Slitta il Consiglio dei Ministri, dopo l’anticipazione delle misure antisismiche la Sicilia aumenta le cubature anche in deroga agli strumenti urbanistici.
Continua l’attesa per l’emanazione del Dl sul Piano Casa. Non si terrà per questa settimana il Consiglio dei Ministri, come affermato dai capigruppo di maggioranza Gasparri e Cicchitto dopo il vertice a Palazzo Grazioli. Il prossimo CdM si svolgerà molto probabilmente a L’Aquila. L’Abruzzo continua infatti a rappresentare una priorità per il Governo, che dopo il sisma ha visto aumentare la sua mole di lavoro.

Crescono le aspettative per le misure di semplificazioni e rilancio edilizio, che, come garantito dal Ministro Fitto, dovranno passare l’esame della Conferenza Unificata prima di approdare in Consiglio dei Ministri la prossima settimana. Gli enti locali, ha affermato il Presidente della Conferenza delle Regioni Vasco Errani, vigileranno sui contenuti applicativi, senza lasciare spazio a deroghe o rinvii su rispetto della normativa antisismica, governo del territorio, valori ambientali, culturali e paesaggistici.
Oltre all’anticipazione di norme tecniche e misure antisismiche, che potrebbero entrare in vigore il 30.Giu.’09 (secondo la nuova bozza di decreto legge sul Piano Casa, discusso il 16.Apr. nel pre-Consiglio dei Ministri), un anno prima di quanto previsto dal DL “Milleproroghe”, saranno totalmente liberalizzati alcuni interventi per cui non sarà necessario né il permesso di costruire né la Dia, quali:
  • Manutenzioni ordinarie e straordinarie senza spostamento, eliminazione o realizzazione di elementi strutturali,
  • Cambi di destinazione d’uso senza esecuzione di opere edilizie e in accordo con gli strumenti urbanistici locali,
  • Installazione di pannelli solari senza serbatoio di accumulo,
  • Realizzazione di arredi urbani e aree ludiche senza fini di lucro,
  • Movimenti di terra pertinenti all’esercizio dell’attività agricola o a pratiche pastorali,
  • Deposito di materiali e merci a cielo aperto, con esclusione dei rifiuti,
  • Opere caratterizzate da precarietà strutturale e funzionale,
  • Installazione di serre mobili senza strutture in muratura,
  • Installazione di serbatoi di gpl di capacità fino a 13 metri cubi
Previste poi procedure semplificate per gli interventi di lieve entità, come:
  • Inserimento di manufatti di arredo urbano,
  • Strutture stagionali collegati all’attività turistica,
  • Strutture di copertura non superiori ai 10 metri cuadri,
  • Pannelli solari e fotovoltaici con una potenza fino a 20 kwe,
  • Interventi per l’eliminazione delle barriere architettoniche,
  • Impianti di condizionamento.
Qualche previsione negativa arriva dall’ufficio studi di UBH, United Business Holding, specializzato in previsioni di mercato. Il progetto per l’aumento delle cubature potrebbe provocare una brusca frenata nella domanda del settore immobiliare. Nelle aree interessate dal Piano Casa si potrebbe registrare anche un calo della dinamicità.

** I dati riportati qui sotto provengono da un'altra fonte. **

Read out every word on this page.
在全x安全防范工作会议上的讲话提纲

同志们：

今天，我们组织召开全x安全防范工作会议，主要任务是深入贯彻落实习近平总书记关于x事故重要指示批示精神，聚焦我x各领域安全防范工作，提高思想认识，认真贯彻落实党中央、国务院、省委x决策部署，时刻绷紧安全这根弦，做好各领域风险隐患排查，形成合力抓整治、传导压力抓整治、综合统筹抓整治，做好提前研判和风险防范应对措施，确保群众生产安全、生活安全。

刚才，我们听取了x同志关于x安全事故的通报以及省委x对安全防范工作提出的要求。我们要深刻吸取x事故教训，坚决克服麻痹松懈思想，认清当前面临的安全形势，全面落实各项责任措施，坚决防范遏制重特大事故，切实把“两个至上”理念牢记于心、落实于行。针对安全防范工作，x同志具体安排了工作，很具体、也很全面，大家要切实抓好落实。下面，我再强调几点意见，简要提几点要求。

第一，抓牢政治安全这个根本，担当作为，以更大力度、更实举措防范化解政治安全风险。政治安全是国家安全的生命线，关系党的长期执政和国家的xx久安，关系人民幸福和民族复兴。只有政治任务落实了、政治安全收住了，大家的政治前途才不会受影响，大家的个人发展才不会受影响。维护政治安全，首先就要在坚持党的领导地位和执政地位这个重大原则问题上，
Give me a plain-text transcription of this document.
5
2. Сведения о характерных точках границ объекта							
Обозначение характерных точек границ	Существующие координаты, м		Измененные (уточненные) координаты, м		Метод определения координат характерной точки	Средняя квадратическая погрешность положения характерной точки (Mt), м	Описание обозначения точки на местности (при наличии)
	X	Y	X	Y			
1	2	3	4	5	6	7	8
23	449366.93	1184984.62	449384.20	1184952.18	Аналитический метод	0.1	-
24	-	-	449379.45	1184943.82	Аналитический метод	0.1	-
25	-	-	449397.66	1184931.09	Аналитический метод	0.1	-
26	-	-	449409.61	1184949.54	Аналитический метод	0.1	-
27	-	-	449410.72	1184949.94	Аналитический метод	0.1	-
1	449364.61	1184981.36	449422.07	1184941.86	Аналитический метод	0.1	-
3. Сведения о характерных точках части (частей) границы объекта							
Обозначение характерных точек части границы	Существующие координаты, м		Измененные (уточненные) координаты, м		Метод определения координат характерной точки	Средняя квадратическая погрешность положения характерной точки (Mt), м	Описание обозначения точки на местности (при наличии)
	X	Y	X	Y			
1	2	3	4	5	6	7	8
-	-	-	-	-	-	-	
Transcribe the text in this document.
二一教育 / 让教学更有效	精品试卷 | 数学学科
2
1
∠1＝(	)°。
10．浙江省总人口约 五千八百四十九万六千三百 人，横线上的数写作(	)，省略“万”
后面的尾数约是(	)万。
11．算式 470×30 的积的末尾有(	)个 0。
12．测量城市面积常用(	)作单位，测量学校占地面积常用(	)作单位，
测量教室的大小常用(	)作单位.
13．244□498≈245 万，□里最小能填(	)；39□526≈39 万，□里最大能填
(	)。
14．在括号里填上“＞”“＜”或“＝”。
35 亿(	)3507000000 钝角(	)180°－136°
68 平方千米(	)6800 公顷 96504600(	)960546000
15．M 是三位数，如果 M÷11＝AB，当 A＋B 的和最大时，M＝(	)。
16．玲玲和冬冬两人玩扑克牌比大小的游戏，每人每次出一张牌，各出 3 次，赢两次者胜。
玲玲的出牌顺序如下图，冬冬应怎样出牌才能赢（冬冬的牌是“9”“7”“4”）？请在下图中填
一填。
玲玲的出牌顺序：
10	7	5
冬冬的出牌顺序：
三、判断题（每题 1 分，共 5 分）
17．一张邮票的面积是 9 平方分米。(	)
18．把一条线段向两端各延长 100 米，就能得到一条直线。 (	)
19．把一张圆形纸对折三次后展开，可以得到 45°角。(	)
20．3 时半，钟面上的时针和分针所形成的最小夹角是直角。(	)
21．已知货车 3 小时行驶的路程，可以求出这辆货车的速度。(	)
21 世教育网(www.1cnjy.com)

In attesa del DL le Regioni continuano comunque l’attività normativa in materia di edilizia e urbanistica. Le leggi regionali, che dovranno essere approvate entro il 30 giugno, potranno superare i limiti dell’accordo raggiunto tra enti locali e Governo.

In Sicilia il PdL ha presentato un disegno di legge che, in controtendenza agli orientamenti post-terremoto e all’impegno istituzionale per la tutela della sicurezza, non esclude deroghe a regolamenti comunali e strumenti urbanistici.

Gli aumenti di cubatura del 20% potranno riguardare il volume totale degli edifici esistenti a uso residenziale e la superficie coperta nel caso di immobili con altra destinazione. Ammessa la demolizione e ricostruzione con aumento fino al 35% degli edifici precedenti al 1989, fuori dai moderni standard qualitativi.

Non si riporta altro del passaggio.